The price of a young life?

Pool safety in private community, financial considerations still outweigh the price of a life. Credit: Shutterstock

Virtually every summer there are drownings in private community swimming pools across Alicante.
The unsettling reality is that, of the 7,000 private swimming pools in urbanisations across the Alicante region, only 140 employ the services of a lifeguard. Which equates to just one swimming pool in fifty. And in those 140 pools, hundreds of holidaymakers largely ignore community rules in respect of opening times. Many of the drownings occur “out of hours” when the pools are mostly unattended by trained staff.
Sadly, unless the situation changes and Community Presidents and their owners start putting the matter of safety before their own financial considerations, the situation will remain exactly as it is.
Administrators, community presidents and owners generally opt for lower costs, even by sacrificing their own security, however, in the case of an accident or a drowning, any saving made would be paltry in comparison to the liability that urbanisations could possibly face. When there is such an accident, the civil fines range between 300 and 30,000 euros, and much more if it results in a drowning.

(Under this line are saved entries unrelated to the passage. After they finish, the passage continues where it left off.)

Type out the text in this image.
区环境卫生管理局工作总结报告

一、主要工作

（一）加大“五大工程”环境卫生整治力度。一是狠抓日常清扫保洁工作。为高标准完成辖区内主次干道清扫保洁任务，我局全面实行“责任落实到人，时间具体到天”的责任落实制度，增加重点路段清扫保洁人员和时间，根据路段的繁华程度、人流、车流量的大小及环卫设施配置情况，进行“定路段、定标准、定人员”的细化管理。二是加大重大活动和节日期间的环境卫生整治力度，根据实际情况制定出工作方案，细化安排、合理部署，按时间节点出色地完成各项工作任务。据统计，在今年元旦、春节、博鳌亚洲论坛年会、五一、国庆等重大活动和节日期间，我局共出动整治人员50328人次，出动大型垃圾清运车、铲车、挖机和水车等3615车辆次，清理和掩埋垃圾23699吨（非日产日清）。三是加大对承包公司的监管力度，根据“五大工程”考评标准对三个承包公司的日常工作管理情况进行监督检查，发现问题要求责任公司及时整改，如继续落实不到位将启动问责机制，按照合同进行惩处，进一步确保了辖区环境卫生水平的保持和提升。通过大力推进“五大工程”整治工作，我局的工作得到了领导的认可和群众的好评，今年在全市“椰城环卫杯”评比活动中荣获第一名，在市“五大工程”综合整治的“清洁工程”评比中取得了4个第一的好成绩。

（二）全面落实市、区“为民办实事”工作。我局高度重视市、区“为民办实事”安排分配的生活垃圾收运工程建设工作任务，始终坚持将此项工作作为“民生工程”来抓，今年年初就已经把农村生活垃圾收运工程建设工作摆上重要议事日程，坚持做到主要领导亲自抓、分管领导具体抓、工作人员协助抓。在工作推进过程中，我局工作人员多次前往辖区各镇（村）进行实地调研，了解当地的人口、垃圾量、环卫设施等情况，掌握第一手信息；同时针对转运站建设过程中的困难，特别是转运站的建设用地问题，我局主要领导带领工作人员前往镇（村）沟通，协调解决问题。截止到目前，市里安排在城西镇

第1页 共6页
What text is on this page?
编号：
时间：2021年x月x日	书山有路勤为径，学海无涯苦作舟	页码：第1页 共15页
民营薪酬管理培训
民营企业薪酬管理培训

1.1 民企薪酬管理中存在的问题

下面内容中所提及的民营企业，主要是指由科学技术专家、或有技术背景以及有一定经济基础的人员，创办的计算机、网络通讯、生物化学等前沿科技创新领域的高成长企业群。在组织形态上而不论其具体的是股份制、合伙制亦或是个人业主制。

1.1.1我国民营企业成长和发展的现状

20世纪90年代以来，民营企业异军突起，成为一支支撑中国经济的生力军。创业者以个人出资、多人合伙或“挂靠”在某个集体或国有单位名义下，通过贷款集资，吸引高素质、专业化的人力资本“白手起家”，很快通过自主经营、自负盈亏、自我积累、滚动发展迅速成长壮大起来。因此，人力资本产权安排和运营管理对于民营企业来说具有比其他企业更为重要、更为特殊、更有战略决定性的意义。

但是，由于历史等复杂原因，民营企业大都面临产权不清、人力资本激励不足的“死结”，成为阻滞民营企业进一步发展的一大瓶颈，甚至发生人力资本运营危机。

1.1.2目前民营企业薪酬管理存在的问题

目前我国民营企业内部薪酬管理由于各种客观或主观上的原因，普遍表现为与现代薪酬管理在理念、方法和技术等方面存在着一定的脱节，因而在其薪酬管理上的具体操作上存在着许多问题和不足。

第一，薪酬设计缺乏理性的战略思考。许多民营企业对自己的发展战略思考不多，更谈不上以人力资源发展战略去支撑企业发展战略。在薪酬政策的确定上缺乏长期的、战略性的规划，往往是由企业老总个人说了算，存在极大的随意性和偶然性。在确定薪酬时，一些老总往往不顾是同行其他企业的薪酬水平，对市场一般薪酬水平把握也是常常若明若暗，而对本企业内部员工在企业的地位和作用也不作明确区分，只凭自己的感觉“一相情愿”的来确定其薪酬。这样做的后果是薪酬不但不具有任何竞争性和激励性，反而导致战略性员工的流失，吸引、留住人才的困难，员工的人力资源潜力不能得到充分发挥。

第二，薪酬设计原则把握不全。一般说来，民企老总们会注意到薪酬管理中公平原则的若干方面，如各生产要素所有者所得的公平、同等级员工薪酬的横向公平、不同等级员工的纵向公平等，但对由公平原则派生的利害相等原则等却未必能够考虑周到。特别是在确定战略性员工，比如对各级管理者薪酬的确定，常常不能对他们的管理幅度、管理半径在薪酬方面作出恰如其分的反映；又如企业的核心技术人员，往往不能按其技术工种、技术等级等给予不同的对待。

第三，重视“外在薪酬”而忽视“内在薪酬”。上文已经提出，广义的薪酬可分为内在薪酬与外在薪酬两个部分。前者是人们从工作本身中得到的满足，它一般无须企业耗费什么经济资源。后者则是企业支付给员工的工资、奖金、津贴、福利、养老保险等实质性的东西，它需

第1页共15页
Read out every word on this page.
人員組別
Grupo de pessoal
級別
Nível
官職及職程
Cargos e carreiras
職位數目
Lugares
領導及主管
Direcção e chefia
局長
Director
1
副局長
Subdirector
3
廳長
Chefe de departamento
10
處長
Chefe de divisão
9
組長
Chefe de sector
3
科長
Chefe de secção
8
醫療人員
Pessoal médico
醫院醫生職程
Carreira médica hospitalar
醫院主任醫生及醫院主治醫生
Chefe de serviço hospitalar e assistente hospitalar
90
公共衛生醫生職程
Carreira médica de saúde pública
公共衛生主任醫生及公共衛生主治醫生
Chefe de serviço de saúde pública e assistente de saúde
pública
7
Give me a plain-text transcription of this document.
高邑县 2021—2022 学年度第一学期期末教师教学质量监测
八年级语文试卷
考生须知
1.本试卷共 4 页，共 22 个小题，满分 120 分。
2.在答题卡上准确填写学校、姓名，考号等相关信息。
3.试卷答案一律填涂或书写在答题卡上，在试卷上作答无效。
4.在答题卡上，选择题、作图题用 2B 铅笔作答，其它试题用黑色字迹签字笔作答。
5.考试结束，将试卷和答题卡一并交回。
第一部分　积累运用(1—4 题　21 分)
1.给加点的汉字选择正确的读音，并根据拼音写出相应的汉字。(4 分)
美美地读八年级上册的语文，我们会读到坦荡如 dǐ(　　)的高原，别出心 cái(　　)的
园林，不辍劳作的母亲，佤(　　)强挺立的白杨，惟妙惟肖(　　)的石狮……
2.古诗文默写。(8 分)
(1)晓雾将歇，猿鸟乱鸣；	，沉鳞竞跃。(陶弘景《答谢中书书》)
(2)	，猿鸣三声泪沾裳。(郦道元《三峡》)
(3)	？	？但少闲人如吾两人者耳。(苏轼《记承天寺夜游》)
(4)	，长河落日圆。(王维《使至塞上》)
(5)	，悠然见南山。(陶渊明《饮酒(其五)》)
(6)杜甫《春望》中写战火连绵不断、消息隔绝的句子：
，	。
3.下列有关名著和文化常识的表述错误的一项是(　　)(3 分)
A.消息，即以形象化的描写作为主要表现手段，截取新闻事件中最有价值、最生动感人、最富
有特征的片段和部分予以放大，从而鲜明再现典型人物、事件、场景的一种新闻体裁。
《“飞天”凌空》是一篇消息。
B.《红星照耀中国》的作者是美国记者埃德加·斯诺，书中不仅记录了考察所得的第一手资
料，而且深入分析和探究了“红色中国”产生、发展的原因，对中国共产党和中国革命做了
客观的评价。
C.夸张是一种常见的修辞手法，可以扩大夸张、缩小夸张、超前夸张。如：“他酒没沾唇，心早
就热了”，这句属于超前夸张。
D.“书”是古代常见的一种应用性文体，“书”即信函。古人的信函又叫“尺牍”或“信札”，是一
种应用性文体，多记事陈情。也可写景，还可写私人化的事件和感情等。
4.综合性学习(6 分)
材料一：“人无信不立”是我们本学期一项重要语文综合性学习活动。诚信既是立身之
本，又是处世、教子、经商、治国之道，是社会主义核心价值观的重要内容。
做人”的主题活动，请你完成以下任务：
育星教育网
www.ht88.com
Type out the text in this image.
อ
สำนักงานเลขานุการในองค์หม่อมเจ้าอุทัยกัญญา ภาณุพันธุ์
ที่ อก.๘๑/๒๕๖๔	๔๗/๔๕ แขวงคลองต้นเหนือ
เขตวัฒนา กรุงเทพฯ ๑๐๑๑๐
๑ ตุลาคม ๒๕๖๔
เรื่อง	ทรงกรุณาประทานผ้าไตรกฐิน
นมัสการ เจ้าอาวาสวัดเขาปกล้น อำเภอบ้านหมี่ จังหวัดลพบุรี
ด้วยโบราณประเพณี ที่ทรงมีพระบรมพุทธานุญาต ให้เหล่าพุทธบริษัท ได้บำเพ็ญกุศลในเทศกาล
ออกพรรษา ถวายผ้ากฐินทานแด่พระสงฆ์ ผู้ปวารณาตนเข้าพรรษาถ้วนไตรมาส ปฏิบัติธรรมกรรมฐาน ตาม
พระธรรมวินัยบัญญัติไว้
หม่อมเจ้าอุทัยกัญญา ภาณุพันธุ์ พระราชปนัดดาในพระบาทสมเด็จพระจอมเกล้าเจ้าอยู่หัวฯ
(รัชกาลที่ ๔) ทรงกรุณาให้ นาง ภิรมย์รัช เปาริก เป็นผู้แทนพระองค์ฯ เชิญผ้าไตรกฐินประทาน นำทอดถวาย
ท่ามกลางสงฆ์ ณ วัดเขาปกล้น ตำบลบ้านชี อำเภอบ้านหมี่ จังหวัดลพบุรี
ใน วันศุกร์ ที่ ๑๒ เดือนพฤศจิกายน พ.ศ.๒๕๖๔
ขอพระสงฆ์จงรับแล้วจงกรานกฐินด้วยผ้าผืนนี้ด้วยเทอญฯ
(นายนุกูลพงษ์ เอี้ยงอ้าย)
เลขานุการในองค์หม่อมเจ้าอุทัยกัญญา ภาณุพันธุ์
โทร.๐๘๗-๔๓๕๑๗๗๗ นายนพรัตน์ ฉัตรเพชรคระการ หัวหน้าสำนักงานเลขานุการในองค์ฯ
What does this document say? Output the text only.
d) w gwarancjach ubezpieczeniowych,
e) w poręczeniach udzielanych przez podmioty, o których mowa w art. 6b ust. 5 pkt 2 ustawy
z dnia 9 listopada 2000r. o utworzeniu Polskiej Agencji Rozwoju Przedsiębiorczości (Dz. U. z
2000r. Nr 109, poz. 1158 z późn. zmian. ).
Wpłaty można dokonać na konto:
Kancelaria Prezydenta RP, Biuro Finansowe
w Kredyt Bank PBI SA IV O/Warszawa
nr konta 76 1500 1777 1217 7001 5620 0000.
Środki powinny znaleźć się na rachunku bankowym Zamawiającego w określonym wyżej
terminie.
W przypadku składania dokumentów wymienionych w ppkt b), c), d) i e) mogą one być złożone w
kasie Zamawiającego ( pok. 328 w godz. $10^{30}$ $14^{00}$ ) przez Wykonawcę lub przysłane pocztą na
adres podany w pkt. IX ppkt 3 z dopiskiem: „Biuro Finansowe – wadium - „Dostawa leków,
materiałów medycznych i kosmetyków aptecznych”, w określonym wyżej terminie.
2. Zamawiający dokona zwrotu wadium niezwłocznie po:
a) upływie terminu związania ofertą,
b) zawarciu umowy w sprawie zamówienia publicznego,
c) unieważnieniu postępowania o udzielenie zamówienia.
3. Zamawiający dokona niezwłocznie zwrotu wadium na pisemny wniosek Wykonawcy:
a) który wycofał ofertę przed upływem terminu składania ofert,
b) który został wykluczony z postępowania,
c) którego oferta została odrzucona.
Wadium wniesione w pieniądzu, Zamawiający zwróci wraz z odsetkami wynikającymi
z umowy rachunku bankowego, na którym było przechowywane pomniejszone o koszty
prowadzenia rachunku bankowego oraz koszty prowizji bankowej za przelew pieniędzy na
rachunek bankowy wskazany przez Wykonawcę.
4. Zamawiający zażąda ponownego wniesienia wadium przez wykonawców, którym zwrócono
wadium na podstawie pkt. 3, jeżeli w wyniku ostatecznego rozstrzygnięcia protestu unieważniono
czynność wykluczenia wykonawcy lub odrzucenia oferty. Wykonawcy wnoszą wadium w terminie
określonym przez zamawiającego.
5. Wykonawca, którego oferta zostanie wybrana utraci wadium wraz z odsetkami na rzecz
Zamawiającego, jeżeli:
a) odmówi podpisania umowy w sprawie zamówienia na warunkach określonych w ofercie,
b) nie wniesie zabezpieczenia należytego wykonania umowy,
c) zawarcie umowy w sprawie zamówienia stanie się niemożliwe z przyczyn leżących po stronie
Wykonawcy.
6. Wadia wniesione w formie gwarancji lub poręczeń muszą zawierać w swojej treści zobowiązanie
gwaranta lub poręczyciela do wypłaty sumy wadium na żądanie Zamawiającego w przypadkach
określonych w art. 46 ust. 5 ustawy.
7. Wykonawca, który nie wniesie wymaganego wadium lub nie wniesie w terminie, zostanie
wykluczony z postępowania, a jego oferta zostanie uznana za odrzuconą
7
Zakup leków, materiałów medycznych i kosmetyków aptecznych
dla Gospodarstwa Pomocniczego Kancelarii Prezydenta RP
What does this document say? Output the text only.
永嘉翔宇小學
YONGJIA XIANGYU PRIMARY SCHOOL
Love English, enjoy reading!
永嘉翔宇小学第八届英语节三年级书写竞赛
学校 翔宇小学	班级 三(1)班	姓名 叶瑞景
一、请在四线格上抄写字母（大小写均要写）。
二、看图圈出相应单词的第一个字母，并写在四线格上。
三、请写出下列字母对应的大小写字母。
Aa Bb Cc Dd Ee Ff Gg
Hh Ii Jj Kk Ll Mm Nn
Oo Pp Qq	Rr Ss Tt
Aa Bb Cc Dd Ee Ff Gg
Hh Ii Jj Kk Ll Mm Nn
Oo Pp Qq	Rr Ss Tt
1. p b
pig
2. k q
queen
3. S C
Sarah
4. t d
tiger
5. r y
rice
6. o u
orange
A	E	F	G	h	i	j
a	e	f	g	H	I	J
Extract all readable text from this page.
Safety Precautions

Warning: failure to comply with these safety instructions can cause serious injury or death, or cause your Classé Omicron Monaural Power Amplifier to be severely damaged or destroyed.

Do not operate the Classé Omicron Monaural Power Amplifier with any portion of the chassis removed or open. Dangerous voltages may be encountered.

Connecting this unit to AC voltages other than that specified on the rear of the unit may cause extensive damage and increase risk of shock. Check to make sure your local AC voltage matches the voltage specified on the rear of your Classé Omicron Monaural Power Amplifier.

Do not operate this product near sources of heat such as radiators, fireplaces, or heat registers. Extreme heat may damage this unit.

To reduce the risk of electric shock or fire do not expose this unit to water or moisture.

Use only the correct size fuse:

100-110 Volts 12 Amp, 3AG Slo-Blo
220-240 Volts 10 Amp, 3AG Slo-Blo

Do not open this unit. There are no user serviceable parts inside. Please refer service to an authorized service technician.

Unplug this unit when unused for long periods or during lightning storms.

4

The regional legislation on swimming pools indicates that it becomes necessary to employ a lifeguard in those pools with a capacity of 100 people. In Madrid, any urbanisation with more than 40 people. Calculated water space to be two square metres per person.
Lifeguards are essential to making summertime fun experiences safe and secure. But the sad reality is that financial considerations will always pay a large part in the decision of any urbanisation to employ a lifeguard.